Do you have a tree that is really special to you? Maybe it is a unique species that you had to look far and wide for, or perhaps the tree is decades old and its value lies in its age. Storms damage trees pretty indiscriminately. A storm doesn't care whether the tree is a common maple or a rare ginkgo; if the wind is strong enough, it will take the tree down. However, there is one preventative measure that may help your valued tree survive: cabling and bracing. Below, take a closer look at this procedure and what it involves.
What are cabling and bracing?
As the names suggest, cabling and bracing are strategies that involve using cables and braces to give a tree structural support. More specifically, the tree will be hooked to something else, or its own branches may be cabled together to keep them from cracking. Tree care services customize the bracing and cabling techniques based on the tree's unique needs. For instance, if one limb looks particularly weak, that limb may be double-braced to one of the tree's stronger limbs to keep it from developing a crack in its crotch should a heavy wind blow through.

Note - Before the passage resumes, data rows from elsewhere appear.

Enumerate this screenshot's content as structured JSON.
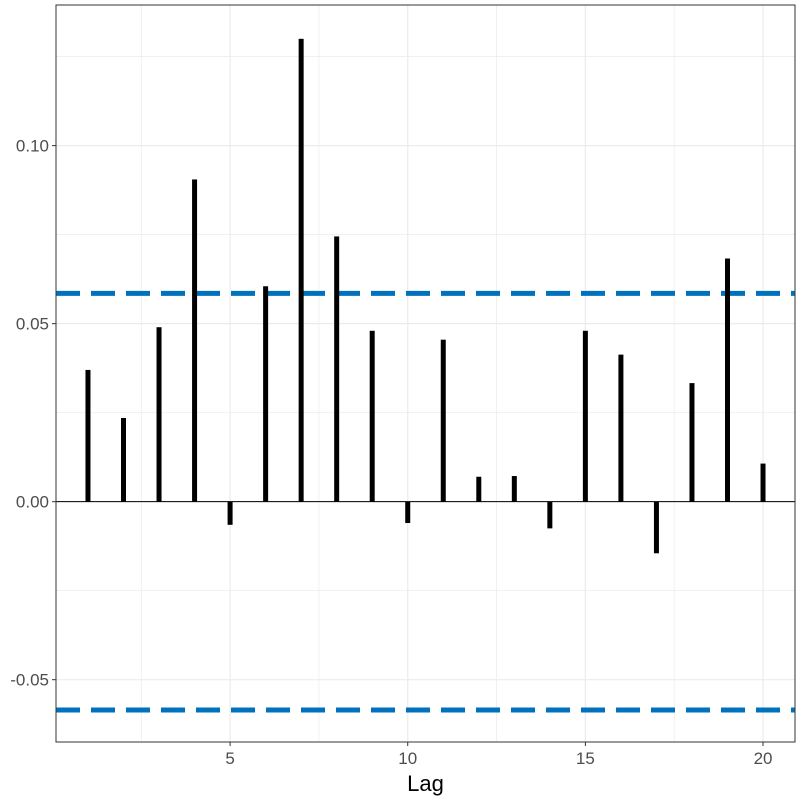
{
  "chart_data": {
    "type": "bar",
    "xlabel": "Lag",
    "ylabel": "",
    "x": [
      1,
      2,
      3,
      4,
      5,
      6,
      7,
      8,
      9,
      10,
      11,
      12,
      13,
      14,
      15,
      16,
      17,
      18,
      19,
      20
    ],
    "values": [
      0.037,
      0.0235,
      0.049,
      0.0905,
      -0.0065,
      0.0605,
      0.13,
      0.0745,
      0.048,
      -0.006,
      0.0455,
      0.007,
      0.0072,
      -0.0075,
      0.048,
      0.0413,
      -0.0145,
      0.0333,
      0.0683,
      0.0107
    ],
    "xlim": [
      0.1,
      20.9
    ],
    "ylim": [
      -0.0675,
      0.1395
    ],
    "x_ticks": [
      5,
      10,
      15,
      20
    ],
    "y_ticks": [
      -0.05,
      0.0,
      0.05,
      0.1
    ],
    "x_tick_labels": [
      "5",
      "10",
      "15",
      "20"
    ],
    "y_tick_labels": [
      "-0.05",
      "0.00",
      "0.05",
      "0.10"
    ],
    "confidence_bounds": [
      0.0585,
      -0.0585
    ],
    "grid": true,
    "colors": {
      "bars": "#000000",
      "bounds": "#0072BD",
      "grid": "#ebebeb",
      "zero_line": "#000000"
    }
  }
}
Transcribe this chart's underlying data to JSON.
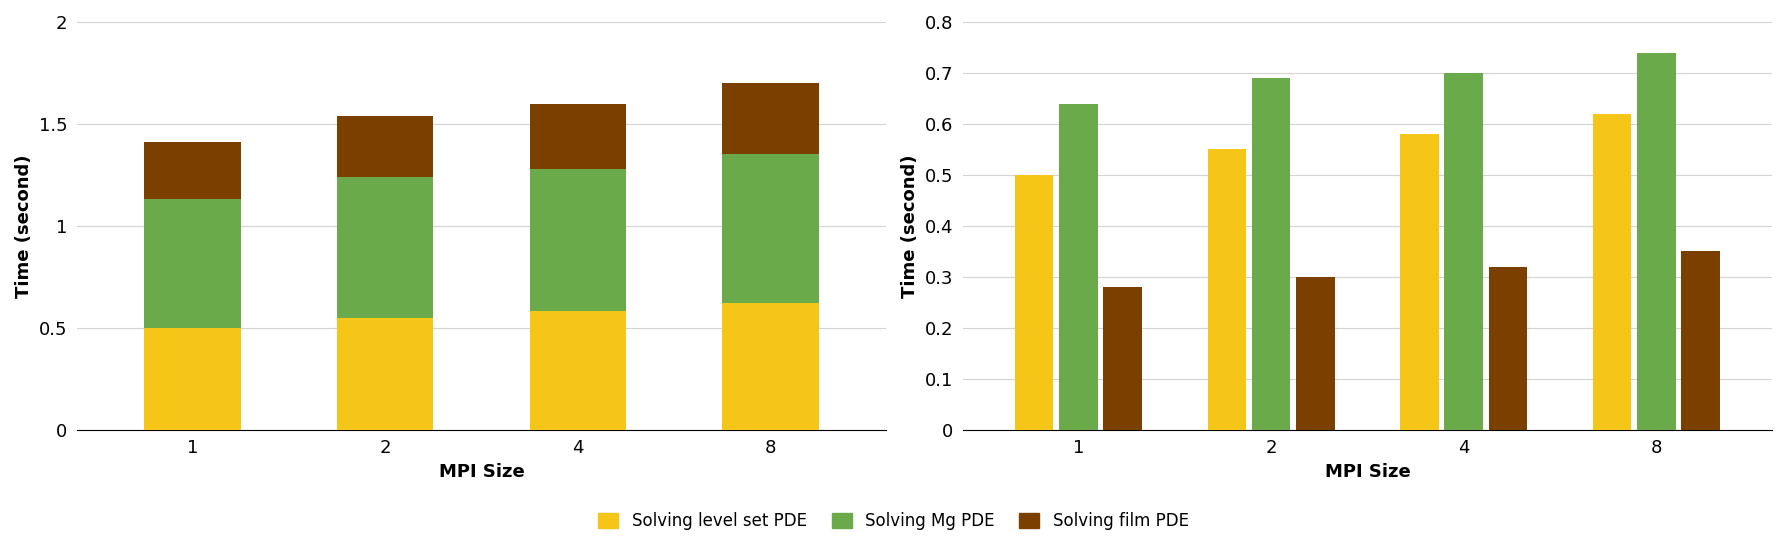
{
  "categories": [
    "1",
    "2",
    "4",
    "8"
  ],
  "left_chart": {
    "level_set": [
      0.5,
      0.55,
      0.58,
      0.62
    ],
    "mg": [
      0.63,
      0.69,
      0.7,
      0.73
    ],
    "film": [
      0.28,
      0.3,
      0.32,
      0.35
    ],
    "ylabel": "Time (second)",
    "xlabel": "MPI Size",
    "ylim": [
      0,
      2.0
    ],
    "yticks": [
      0,
      0.5,
      1.0,
      1.5,
      2.0
    ],
    "yticklabels": [
      "0",
      "0.5",
      "1",
      "1.5",
      "2"
    ]
  },
  "right_chart": {
    "level_set": [
      0.5,
      0.55,
      0.58,
      0.62
    ],
    "mg": [
      0.64,
      0.69,
      0.7,
      0.74
    ],
    "film": [
      0.28,
      0.3,
      0.32,
      0.35
    ],
    "ylabel": "Time (second)",
    "xlabel": "MPI Size",
    "ylim": [
      0,
      0.8
    ],
    "yticks": [
      0,
      0.1,
      0.2,
      0.3,
      0.4,
      0.5,
      0.6,
      0.7,
      0.8
    ],
    "yticklabels": [
      "0",
      "0.1",
      "0.2",
      "0.3",
      "0.4",
      "0.5",
      "0.6",
      "0.7",
      "0.8"
    ]
  },
  "colors": {
    "level_set": "#F5C518",
    "mg": "#6aaa4a",
    "film": "#7B3F00"
  },
  "legend_labels": {
    "level_set": "Solving level set PDE",
    "mg": "Solving Mg PDE",
    "film": "Solving film PDE"
  }
}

How do cabling and bracing work?
Cabling and bracing essentially work by keeping the tree's limbs from swaying in the wind so much. It's this swaying that often causes the branch to crack and then break away from the tree entirely. Your tree care expert will consider the direction of the prevailing winds when placing the braces and cables. For example, if the winds in your area tend to blow from east to west, then the tree care company may place cables to the east and west to prevent sway in this direction. Those same cables will offer some, but not as much, support to the north and south.
Which trees need to be cabled and braced?
Any tree that you deem valuable and prone to storm damage can be braced and cabled before storm season. This service is particularly useful for any tree that has multiple large limbs or a crotched trunk. Trees with a strong single trunk and multiple small branches are less prone to storm damage and may not need to be braced. Have a tree care expert take a look; they'll tell you where bracing is and is not needed.